These little cakes get their name because of their rich ingredients - nuts and lots of butter - and from the traditional shape, which is said to resemble a bar of gold. Ideally, financiers should be baked in metal rectantular moulds that are just over 8cm (3in) in length, but if you don't have them, they can also be baked in non-traditional pans, such as those used for madeleines or small tartlets. Metal moulds give a far better crust than those made from silicone.
I've tried many recipes for financiers and my favourite is in Le Grand Livre de Cuisine d'Alain Ducasse: Desserts et Patisserie.
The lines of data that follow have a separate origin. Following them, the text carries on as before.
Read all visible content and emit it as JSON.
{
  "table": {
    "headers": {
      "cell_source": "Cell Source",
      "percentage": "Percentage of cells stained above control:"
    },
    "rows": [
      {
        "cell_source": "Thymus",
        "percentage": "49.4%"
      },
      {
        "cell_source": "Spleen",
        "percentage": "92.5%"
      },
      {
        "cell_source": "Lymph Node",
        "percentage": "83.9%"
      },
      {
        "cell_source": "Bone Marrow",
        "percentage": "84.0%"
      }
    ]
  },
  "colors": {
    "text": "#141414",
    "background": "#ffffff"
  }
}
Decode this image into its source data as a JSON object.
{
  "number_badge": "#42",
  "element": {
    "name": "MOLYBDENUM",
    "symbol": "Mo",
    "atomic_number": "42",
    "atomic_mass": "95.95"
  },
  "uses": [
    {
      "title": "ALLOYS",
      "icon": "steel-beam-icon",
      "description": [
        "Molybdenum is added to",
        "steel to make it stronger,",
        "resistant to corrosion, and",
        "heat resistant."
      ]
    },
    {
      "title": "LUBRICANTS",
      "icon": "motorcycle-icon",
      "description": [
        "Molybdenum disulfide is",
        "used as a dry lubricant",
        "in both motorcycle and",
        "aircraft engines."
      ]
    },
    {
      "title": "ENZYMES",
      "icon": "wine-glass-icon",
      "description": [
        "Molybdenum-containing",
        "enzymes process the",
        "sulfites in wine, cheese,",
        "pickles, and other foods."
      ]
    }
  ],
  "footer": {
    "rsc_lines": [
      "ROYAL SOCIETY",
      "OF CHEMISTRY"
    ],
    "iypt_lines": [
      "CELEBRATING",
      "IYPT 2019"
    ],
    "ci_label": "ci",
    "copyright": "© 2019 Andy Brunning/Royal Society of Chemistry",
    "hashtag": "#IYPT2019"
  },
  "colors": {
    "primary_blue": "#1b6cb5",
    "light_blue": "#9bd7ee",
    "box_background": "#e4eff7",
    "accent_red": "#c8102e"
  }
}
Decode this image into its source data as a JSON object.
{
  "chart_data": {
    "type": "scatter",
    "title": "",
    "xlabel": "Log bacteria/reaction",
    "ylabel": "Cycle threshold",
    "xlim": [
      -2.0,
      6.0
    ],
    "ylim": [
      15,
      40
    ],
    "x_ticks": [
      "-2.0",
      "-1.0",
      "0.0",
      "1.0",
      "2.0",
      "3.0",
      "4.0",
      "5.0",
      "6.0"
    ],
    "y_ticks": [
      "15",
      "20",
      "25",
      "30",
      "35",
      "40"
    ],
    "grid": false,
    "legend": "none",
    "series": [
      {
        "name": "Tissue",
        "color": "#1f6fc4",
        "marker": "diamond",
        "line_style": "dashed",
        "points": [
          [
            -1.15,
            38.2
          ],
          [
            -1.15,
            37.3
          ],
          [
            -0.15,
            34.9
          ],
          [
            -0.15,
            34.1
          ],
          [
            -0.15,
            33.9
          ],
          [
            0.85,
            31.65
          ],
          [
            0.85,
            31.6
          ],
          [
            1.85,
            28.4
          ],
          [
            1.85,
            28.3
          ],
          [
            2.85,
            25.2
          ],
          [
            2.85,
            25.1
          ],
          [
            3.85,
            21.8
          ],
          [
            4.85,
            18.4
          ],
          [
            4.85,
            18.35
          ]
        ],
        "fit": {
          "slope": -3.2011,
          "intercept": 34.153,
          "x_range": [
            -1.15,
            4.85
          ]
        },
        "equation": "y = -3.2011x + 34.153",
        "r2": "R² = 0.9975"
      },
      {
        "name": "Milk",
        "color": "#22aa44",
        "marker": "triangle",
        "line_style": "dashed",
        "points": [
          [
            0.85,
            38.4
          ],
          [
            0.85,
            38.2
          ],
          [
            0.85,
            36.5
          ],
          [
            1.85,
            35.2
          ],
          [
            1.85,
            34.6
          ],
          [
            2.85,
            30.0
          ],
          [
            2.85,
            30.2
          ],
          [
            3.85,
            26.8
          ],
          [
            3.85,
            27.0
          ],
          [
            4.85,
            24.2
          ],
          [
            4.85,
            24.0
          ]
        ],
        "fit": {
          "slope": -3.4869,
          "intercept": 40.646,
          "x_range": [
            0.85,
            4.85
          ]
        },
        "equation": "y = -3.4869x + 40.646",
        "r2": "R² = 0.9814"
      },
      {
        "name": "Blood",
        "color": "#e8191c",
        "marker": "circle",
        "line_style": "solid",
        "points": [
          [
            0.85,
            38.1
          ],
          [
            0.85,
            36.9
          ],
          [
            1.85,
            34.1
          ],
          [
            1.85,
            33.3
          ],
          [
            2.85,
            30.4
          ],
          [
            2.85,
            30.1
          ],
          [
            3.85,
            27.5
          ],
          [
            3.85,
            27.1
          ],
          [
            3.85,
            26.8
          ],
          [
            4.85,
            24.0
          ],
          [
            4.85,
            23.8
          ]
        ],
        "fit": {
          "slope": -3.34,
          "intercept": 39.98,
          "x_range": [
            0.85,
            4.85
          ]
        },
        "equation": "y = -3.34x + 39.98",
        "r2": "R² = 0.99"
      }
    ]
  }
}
I've changed it a little over the years, though - I no longer use the icing sugar called for in the original recipe, because it's lumpy unless you sift it. I also like to add a touch of spice - in this case, five-spice powder - to change the flavour slightly. You can also use different types of nuts, such as hazelnuts or pistachios.
Put the butter in a medium-sized saucepan and heat over a low-medium flame until it's melted. Drape a paper towel over the pan (make sure it's not near the flame) and hold it in place by covering the pan partially with the lid. Continue to cook the butter - it will sizzle and pop until the moisture in it evaporates - until the milk solids at the bottom of the pan turn deep brown and the fat is fragrant (this is called beurre noisette, or hazelnut butter). Cool the butter to lukewarm.
Use a whisk to mix the nuts with the flour, salt, five-spice and sugar in a mixing bowl. Whisk in the egg white and vanilla extract until cohesive.
Whisk constantly as you add the butter in a slow, steady stream. Scrape the mixture into a container, cover with the lid and refrigerate for at least three hours.
Preheat the oven to 220°C (430°F). Lightly spray 24 financier moulds with pan coating. Fill the moulds three-quarters full with the chilled mixture and bake for five minutes. Lower the heat to 200°C (390°F and bake until the financiers have risen slightly and are fragrant, firm to the touch, golden brown on top and medium brown at the edges.
Allow the financiers to cool slightly before removing them from the moulds. They taste best when slightly warm.
If you're not baking all the financiers at once, the mixture can be stored in the fridge for about a week.